The U.S. DOGE Service is not the first effort to streamline the American government. But there is only one such commission that actually succeeded. During Bill Clinton’s tenure, Vice President Al Gore headed an effort to “reinvent government.” The results were that by the end of Clinton’s presidency, more than 400,000 federal jobs and thousands of pages of regulations had been eliminated. The total savings were around $140 billion, which was impressive, given that Clinton’s first federal budget was around $1.4 trillion.

Gore’s methods could not have been more different from those of DOGE, short for Department of Government Efficiency. His commission worked quietly, partnering with federal agencies, asking them to identify positions that could be cut or reassigned. It worked with Congress to change laws where necessary. Elaine Kamarck, who worked on the effort, has noted that the Gore commission did not get sued even once during its efforts.

By contrast, DOGE has gleefully taken a chain saw to the federal government, dismantling agencies and firing workers with abandon. (Many have had to be rehired within days because it turned out they were working on sensitive issues such as nuclear security or infectious diseases.) And there are now dozens of court challenges to DOGE’s actions, with one judge even questioning the constitutionality of DOGE itself.

What explains the difference? I think DOGE is in part a well-intentioned effort to get more efficiency from government, which I applaud. But a good part of it is performance art, playing into the fantasies of the MAGA movement to crush the establishment and its elites in the most humiliating way possible. In October, ProPublica revealed that the man who now heads the critical Office of Management and Budget, Russell Vought, said of federal workers in a private speech: “When they wake up in the morning, we want them to not want to go to work because they are increasingly viewed as the villains. … We want to put them in trauma.”

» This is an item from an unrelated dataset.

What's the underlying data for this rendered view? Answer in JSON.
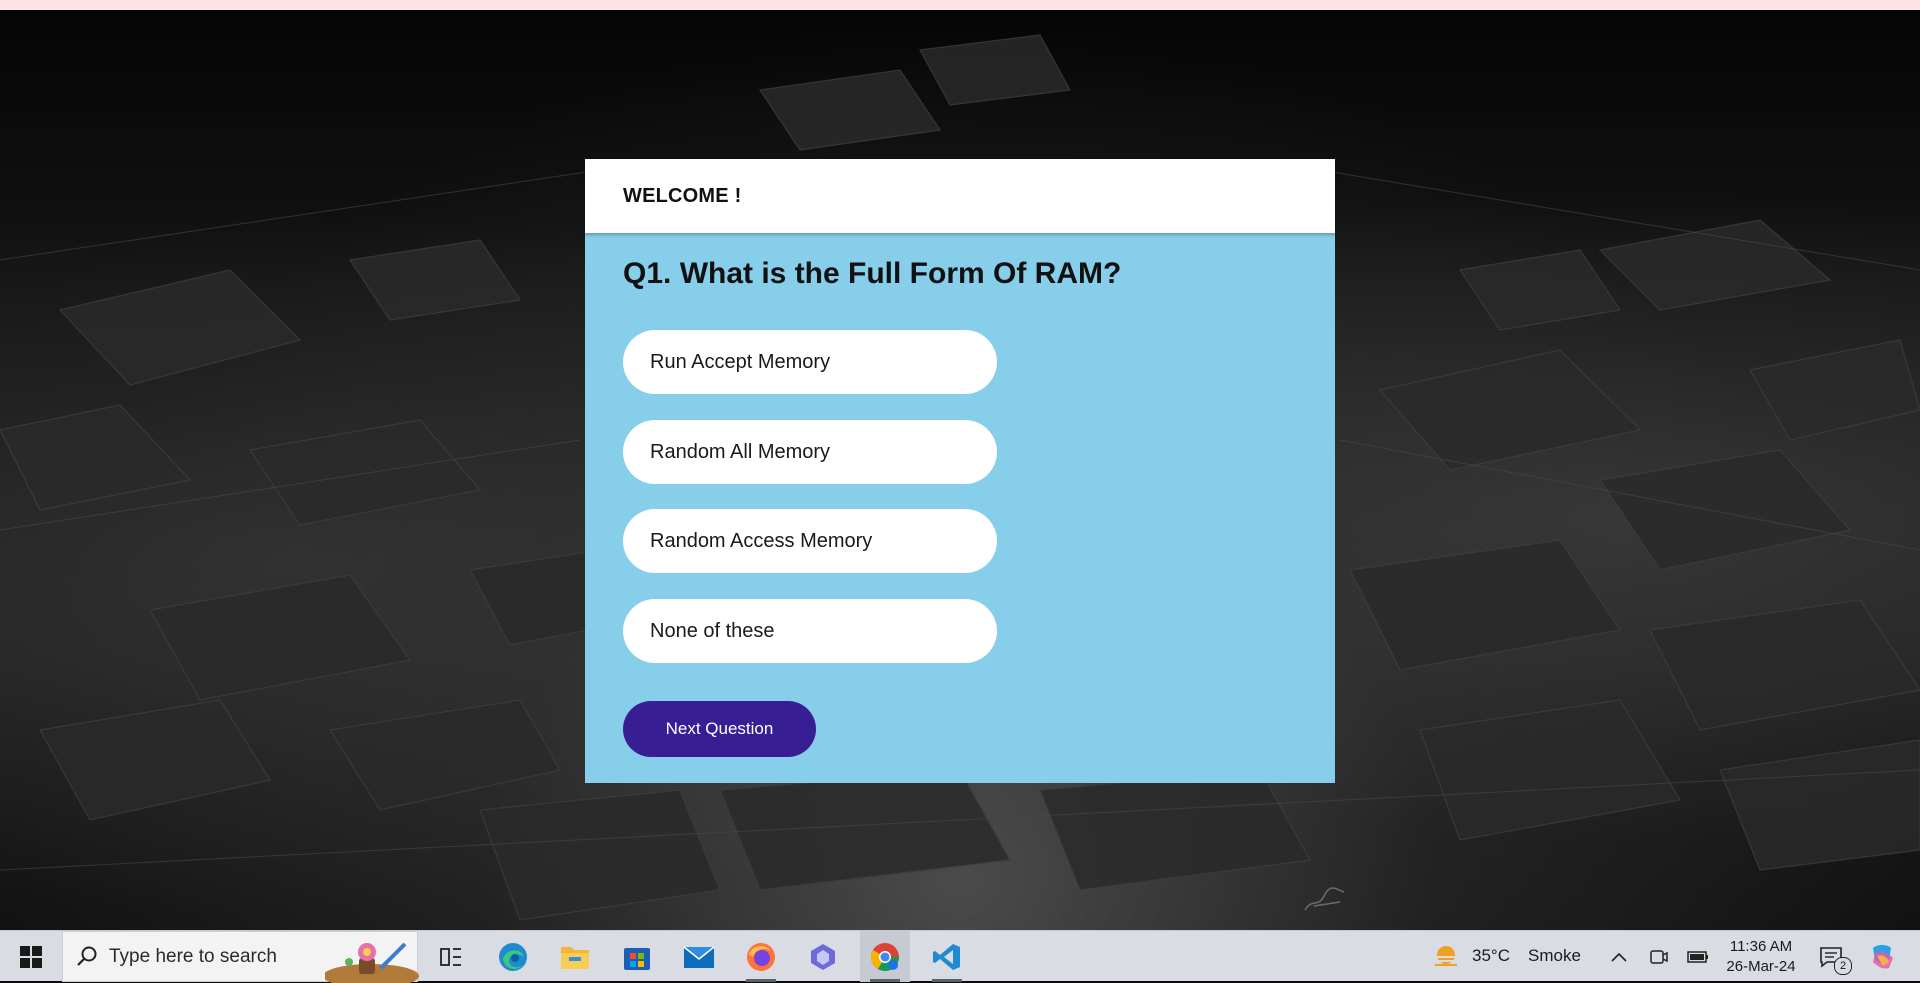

All this thrills a base that believes the establishment is a bunch of arrogant urban cosmopolitans who have, over the last few decades, hollowed out America and left them dispossessed. The reality, however, is that, over the last three decades, the United States has massively outperformed its rich peers — surging well ahead of Europe and Japan. As Michael Beckley notes in Foreign Affairs, “In 1995, Japanese citizens were, on average, 50 percent wealthier than Americans, measured in current dollars; today, Americans are 140 percent richer. If Japan were a U.S. state, it would rank as the poorest in average wages, behind Mississippi — as would France, Germany, and the United Kingdom. From 1990 to 2019, U.S. median household income rose 55 percent after taxes, transfers, and adjusting for inflation, with income in the bottom fifth seeing a 74 percent gain.” As the conservative former senator, Phil Gramm, has exhaustively documented, even income inequality has not actually risen when you factor in government transfer payments and taxes.

The MAGA disgust at the establishment is joined by a new “tech bro Maoism” (hat tip to James Crabtree), that like the Chinese revolutionary, glorifies disruption and destruction. Epitomized by Elon Musk, this is an attitude that says, in Mark Zuckerberg’s words, “move fast and break things.”

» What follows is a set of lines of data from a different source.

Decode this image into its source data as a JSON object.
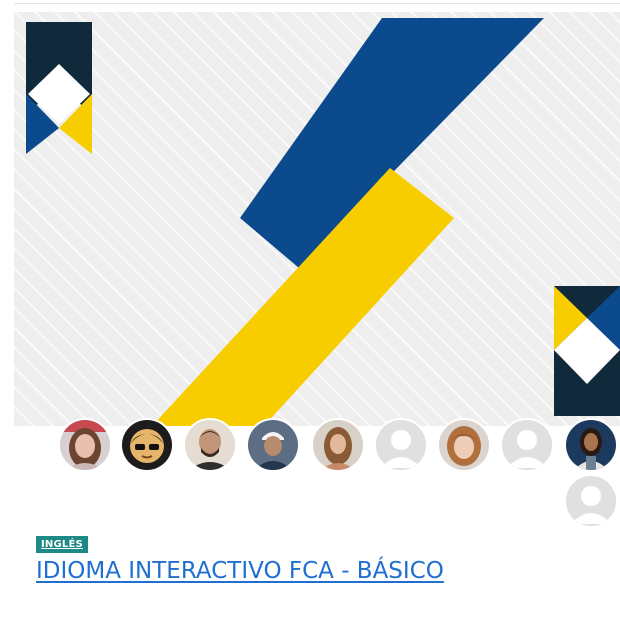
{
  "course": {
    "category": "INGLÉS",
    "title": "IDIOMA INTERACTIVO FCA - BÁSICO"
  },
  "banner": {
    "colors": {
      "navy": "#0b4a8c",
      "yellow": "#f8cd00",
      "dark": "#102a3c",
      "background": "#ececec"
    }
  },
  "participants": [
    {
      "name": "participant-1",
      "kind": "photo"
    },
    {
      "name": "participant-2",
      "kind": "photo"
    },
    {
      "name": "participant-3",
      "kind": "photo"
    },
    {
      "name": "participant-4",
      "kind": "photo"
    },
    {
      "name": "participant-5",
      "kind": "photo"
    },
    {
      "name": "participant-6",
      "kind": "default-user-icon"
    },
    {
      "name": "participant-7",
      "kind": "photo"
    },
    {
      "name": "participant-8",
      "kind": "default-user-icon"
    },
    {
      "name": "participant-9",
      "kind": "photo"
    },
    {
      "name": "participant-10",
      "kind": "default-user-icon"
    }
  ]
}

But is that really the best way to build companies? It isn’t how Microsoft or Google were built. It’s not how Nvidia operates. Jensen Huang, who has led the chip company for nearly 32 years, is said to view one of his crowning achievements that his company has just a 2.7% attrition rate. More important, what might work in a company does not work in building the enduring programs and institutions of government, on which people rely for stability and predictability.

And strangest of all, these nihilistic strategies are being suggested by people who have presided over the greatest creation of private sector success, innovation and wealth in human history. This same America, this same federal government, is where the information revolution exploded, where the world’s best tech companies were created and built, where AI is being pioneered and where the fortunes of the tech bro Maoists were made.

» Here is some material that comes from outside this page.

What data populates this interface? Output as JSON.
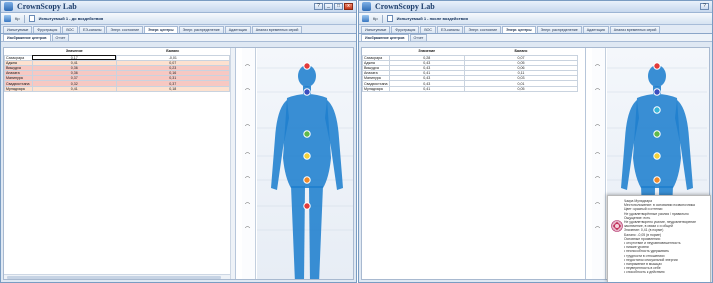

It is in this country, in fact in California, the poster child of overregulation and out of touch liberalism, that Musk, who came to North America as a penniless young immigrant from South Africa, started a string of successful companies and became the richest person in the history of humanity. It is these same governing elites who trained JD Vance in the U.S. armed forces (supposedly part of the deep state and infected by woke ideology), gave him a scholarship to a state university (more deep state) and then another to Yale Law School, arguably the most elite educational institution in America.

And the response that Musk and Vance have to that country, that government and those elites is: burn it all down.